After cutting the umbilical cords of each child, Ethan spent precious moments with his newborn daughter and son, quietly reassuring them that everything would turn out fine.

“I stayed with Levi for about 40 minutes,” he shares. “The first thing I did was gently touch my son’s little hand and he held on so tight to my finger. That was a really special moment. I just kept saying, ‘Daddy’s here, Dad loves you, I’ve got you and your mum will be alright.'”

After her traumatic experience, the weary mum had no idea that what had happened that night in the operating theatre was out of the ordinary.

“I didn’t know what was right and wrong, so I didn’t ask the questions while I was there,” she explains. “But they all came in the next day and apologised for what had happened, so I sort of gathered that something wasn’t quite normal.

“They said there is a certain percentage of people who don’t have their epidural put in correctly and from everything I can gather, it started with the epidural not being put in correctly.”

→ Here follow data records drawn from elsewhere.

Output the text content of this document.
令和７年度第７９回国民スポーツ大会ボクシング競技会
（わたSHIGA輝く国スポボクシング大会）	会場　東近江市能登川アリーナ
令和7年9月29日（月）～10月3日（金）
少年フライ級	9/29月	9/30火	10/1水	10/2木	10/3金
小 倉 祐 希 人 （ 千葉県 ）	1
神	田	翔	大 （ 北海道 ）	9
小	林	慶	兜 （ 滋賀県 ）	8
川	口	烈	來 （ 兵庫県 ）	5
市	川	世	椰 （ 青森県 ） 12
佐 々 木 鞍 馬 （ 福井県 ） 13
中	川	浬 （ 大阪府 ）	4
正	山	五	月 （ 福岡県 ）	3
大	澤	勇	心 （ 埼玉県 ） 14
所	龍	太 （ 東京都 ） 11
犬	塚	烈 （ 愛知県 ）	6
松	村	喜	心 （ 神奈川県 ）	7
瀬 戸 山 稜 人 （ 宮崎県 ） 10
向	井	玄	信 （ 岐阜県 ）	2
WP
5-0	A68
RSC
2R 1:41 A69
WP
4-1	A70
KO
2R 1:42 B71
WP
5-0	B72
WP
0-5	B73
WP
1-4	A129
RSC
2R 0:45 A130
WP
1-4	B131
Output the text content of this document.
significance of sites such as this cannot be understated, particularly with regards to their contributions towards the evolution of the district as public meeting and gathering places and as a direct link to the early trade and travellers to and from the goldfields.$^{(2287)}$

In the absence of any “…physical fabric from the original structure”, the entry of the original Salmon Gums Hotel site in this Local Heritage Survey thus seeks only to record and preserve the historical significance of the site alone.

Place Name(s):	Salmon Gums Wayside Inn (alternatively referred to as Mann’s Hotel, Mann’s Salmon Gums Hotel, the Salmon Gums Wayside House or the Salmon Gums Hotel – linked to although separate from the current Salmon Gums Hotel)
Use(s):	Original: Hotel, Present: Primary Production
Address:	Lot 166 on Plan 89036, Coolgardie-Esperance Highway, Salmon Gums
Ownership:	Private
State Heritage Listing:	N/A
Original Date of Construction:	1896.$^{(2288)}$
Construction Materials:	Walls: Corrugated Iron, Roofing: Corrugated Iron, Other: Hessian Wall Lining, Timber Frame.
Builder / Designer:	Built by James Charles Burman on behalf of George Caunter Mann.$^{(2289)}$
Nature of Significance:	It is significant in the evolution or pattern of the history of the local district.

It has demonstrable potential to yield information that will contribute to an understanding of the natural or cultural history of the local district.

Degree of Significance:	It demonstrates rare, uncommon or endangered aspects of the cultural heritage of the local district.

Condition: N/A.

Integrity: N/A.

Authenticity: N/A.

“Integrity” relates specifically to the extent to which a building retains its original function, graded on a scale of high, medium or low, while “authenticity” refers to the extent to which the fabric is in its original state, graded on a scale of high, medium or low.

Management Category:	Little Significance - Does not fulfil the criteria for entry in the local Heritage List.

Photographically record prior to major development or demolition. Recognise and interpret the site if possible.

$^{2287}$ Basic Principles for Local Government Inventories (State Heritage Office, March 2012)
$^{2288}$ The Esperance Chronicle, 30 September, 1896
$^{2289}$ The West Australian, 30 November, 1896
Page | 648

Samantha is now considering outlining her concerns to the Lakes District Health Board, hoping to spare anyone else from a similar nightmare.

The couple say they hold no animosity towards the surgical team, knowing Madison’s life was in the balance.

With her twins sleeping soundly in their bassinets beside her bed, Samantha is relishing her instant family and already noticing their personalities shine through.

“They’re their own little people really,” she coos. “Levi is definitely the sooky baby and the attention-seeker, while Madison is very cruisy. She’s a very happy-go-lucky little baby. I’m lucky I’ve got the best of both worlds with one that requires a bit more attention and one that is happy to lay there for a bit while I sort the other out.”

Remarkably, despite the horrific ordeal, it hasn’t put her off having more children.

“I really do want another kid, but I’ve said to Ethan it would have to be a complete natural birth because I’m too scared of an epidural now. If it turned into an emergency C-section, I would have to be knocked out cold!

“But I would never change the way things have panned out because I wouldn’t have my babies in the end – and I couldn’t imagine life without them now.”